We are studying the eschatology of Paul’s epistles to the Thessalonians believers. In chapter 4 Paul mentions the coming or return of Christ, but most Christians believe the Lord’s return is yet to occur and hasn’t happened in the 2000 years following Paul’s authoring those two epistles. Presently, we are looking at the context leading up to chapter four in First Thessalonians, and discovering that the time statements in them seem to point to 70 AD, which is when the Lord judged the Jewish nation and destroyed their Temple and Jerusalem. If all of the time statements before and following the fourth chapter of First Thessalonians, point to the coming of the Lord in the first century AD to judge Jerusalem, what would that say about the time of the Lord’s coming in chapter four of this epistle? Can anyone show just cause for removing 1Thessalonians 4 from the context of all of the preceding chapters of Paul’s first epistle? If Paul is speaking about events that had occurred and would occur in the first century AD, at what point did he begin speaking of a time in the far future, 2000 years and counting, and how would one support such a idea?

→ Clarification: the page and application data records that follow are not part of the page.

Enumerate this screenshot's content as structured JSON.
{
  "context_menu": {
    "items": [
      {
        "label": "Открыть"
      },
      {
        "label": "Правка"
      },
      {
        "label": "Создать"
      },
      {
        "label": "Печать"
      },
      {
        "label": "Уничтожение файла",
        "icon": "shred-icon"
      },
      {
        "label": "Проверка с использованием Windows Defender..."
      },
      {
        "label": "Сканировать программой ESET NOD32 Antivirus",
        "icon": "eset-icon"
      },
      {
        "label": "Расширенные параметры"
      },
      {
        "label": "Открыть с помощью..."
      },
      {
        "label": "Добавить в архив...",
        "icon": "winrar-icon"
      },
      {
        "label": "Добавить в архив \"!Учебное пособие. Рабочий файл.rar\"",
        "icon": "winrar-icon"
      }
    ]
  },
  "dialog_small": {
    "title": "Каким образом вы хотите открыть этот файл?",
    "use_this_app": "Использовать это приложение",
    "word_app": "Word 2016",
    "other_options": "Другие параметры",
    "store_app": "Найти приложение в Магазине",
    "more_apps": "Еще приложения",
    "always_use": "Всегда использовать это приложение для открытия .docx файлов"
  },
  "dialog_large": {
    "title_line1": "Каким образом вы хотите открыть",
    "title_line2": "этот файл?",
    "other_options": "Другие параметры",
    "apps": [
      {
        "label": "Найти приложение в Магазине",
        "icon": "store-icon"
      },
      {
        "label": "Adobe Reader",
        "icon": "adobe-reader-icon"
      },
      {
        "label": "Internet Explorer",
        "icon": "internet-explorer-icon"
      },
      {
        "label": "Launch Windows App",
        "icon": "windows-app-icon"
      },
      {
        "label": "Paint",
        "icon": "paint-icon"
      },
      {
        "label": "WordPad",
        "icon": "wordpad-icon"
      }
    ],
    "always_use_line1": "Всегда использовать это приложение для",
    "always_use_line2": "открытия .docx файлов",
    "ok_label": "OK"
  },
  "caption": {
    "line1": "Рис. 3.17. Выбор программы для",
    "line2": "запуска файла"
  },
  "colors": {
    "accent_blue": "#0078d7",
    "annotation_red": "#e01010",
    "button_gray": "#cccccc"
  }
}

When we speak of the wrath (orge; G3709) that would come upon the Jewish nation as judgment (cp. 1Thessalonians 1:10), we need to realize that the affliction experienced by believers at the hand of the unbelieving Jews was something different. The one was the punishment of God upon unbelieving Jews, while the other was the punishment of mankind upon believers in Christ (usually Jewish believers), and usually by the hand of unbelieving Jewish authorities whether in Judea or those in every city throughout the empire. God promised the save believers out of the orge (G3709) but not from affliction (thlipsis; G2347; cp. 1Thessalonians 1:6). Therefore, believers in Christ would be persecuted. In fact, those who would embrace Christ in the first century AD were appointed to that end (1Thessalonians 3:3-4). In other words, it was foreordained that they would be at the mercy (or lack thereof) of unbelievers, and this is a theme that is attached to the preaching of the Gospel and Lord’s coming or return.
Although Paul does say the believers at Thessalonica were appointed by God to suffer affliction (thilipsis – G2347; 1Thessalonians 3:3-4), Luke doesn’t record that in his record of Paul’s visit to Thessalonica (Acts 17:1-10). However, he does record that Paul told the believers at Galatia (Derbe, Lystra, Iconium, and Antioch; see Acts 14:19-23) that believers were destined to be persecuted, saying: “that we must through much tribulation (G2347) enter into the kingdom of God” (Acts 14:22). Notice that the word for tribulation in this verse is the same as the word Paul uses in 1Thessalonians 3:3, namely thlipsis (G2347), showing that it was the manner of Paul to warn new believers in the first century AD that they would suffer persecution for the sake of the Gospel. Thus, we see that believers will suffer thilipsis, the wrath of man, but will be saved from orge (G3709), the wrath of God, but where did Paul get this idea that believers **must** suffer?
In the Olivet Prophecy Jesus told his disciples: “Then they will deliver you up to be afflicted (thlipsis (G2347) and will kill you. And you will be hated of all nations for My name’s sake” (Matthew 24:9), and Luke records that Jesus said when these thing begin to occur, know that the Kingdom of God is near (Luke 21:31). Thus, just as Jesus predicted that his disciples would suffer affliction before entering the Kingdom of God, so Paul, likewise told new believers that through much affliction they would enter the Kingdom of God (Acts 14:22; cp. 1Thessalonians 3:3-4), showing that persecution is a theme running through both Jesus’ testimony to the disciples and Paul’s testimony to new believers, and keep in mind that all these things were to occur in the first century AD, in that evil generation in which both Jesus and his disciples lived (Matthew 23:36; 24:34).